A really good beanfield in Brazil (or the USA) might yield two barrels of soybean oil per acre, with the average field maybe 60% of that. With soy beans you don't need any nitrogen ferterlizer because soybeans are a legume and fixes its own nitrogen from the atmosphere. Sugar cane is not a legume and must have some source of nitrogen, with natural gas being the main source used here in the USA. Now it could be that with Brazilian sugar cane you are just planting the cane on really rich virgin soils and then moving on to a new field when the yields drop. That is not sustainable. You must have a source of nitrogen and chemical ferterlizer requires fossil fuel. With beans the only thing you need is phosphate and this can be mined. Some soils don't even require phosphate. I think Brazil gets much of her phosphate from Florida.

With soybeans you do it all with machinery, no need for ANY hand labor at all. A friend who farmed several thousands acres of soybeans tells me the amount of diesel oil needed to plant harvest and combine a crop would only be a very few gallons per acre. And with bio-diesel from soybean oil there is no fermentation needed or any energy comsuming distallation; just press the oil from the beans in the standard manner. The expressed oil has an energy content of 128,000 BTU per gallon and opposed to 130,500 for #2 diesel. Soybean oil can be burned directly in a diesel engine as extensive tests in Thailand have shown with palm oil.

You can plant soybeans on the same ground over and over for years with little or no damage to the soil, as soybeans can be "no-tilled" requireing no plowing. You cannot "no-till" corn or sugarcane, so you will have topsoil loss over the years from erosion.

But here is the rub; in the US we only have 63 million acres of land producing beans now and there is an apparent need for all these beans.

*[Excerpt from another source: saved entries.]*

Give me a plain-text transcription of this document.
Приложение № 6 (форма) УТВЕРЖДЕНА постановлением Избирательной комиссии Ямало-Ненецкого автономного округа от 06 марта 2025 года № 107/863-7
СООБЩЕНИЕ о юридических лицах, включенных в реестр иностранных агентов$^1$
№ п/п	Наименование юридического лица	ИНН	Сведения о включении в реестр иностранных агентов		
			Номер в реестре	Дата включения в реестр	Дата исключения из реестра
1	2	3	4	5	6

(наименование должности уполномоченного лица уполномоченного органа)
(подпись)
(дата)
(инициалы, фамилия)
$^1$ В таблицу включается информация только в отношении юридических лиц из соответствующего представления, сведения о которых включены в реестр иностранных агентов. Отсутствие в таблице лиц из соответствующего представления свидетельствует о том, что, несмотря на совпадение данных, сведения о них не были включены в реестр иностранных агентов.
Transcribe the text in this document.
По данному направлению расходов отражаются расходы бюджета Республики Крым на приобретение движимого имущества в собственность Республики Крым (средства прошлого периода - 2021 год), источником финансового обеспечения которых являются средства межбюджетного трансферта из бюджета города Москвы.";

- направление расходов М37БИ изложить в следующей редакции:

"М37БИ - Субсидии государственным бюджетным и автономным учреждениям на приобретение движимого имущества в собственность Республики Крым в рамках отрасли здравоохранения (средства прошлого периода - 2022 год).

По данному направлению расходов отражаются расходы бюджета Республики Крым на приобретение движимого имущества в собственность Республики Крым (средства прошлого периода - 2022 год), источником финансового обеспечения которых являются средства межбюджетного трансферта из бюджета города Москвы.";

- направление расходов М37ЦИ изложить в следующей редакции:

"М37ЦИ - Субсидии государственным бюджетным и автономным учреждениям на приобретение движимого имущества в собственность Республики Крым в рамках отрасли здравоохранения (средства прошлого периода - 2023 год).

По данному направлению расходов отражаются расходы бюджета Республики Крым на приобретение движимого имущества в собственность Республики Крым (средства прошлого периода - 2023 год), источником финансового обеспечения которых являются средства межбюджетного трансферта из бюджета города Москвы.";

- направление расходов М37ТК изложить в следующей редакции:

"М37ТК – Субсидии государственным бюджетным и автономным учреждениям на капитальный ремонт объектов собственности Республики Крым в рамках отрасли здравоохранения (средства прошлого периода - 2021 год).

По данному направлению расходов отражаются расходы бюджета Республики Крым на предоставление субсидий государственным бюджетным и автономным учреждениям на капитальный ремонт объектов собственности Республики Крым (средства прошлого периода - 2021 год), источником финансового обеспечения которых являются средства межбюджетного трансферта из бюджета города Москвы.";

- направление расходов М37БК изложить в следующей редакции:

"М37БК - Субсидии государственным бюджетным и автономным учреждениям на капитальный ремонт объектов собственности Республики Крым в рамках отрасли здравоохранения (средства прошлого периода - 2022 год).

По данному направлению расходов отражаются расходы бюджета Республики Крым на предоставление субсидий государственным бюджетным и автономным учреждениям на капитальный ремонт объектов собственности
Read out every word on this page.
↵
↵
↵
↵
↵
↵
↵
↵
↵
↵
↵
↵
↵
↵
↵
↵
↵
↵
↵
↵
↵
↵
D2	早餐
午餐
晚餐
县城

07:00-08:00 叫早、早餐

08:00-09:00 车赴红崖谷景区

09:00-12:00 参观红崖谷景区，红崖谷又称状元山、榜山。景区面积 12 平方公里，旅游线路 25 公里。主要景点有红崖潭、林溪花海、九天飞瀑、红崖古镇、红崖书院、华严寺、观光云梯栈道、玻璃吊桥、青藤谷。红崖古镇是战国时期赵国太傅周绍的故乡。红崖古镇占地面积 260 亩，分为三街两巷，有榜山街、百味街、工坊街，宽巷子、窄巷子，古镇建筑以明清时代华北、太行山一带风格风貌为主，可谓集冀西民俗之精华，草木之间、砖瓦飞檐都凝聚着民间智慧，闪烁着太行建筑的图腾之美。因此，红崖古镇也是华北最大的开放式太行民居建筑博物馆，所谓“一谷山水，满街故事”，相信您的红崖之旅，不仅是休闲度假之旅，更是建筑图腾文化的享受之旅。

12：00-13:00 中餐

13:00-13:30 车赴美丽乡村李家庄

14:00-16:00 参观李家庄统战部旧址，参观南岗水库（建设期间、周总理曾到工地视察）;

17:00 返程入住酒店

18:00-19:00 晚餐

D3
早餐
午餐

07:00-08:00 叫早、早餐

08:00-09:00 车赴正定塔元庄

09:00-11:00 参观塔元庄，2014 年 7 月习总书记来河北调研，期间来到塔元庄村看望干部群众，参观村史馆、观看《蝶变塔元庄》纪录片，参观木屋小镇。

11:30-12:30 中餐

There is just not any vast amount of new land available, and I bet it is the same story in Brazil.

Even if ALL the 63 million acres went to bio-diesel production (and at the optomistic rate of two barrels per acre) that less than one weeks worth of oil for the USA at the current rate of oil consumption. And that is way better than you would do in practice. I bet that it will be the same for Brazil; even if you planted all the cropland in soybeans it still would not be enough to make a real difference.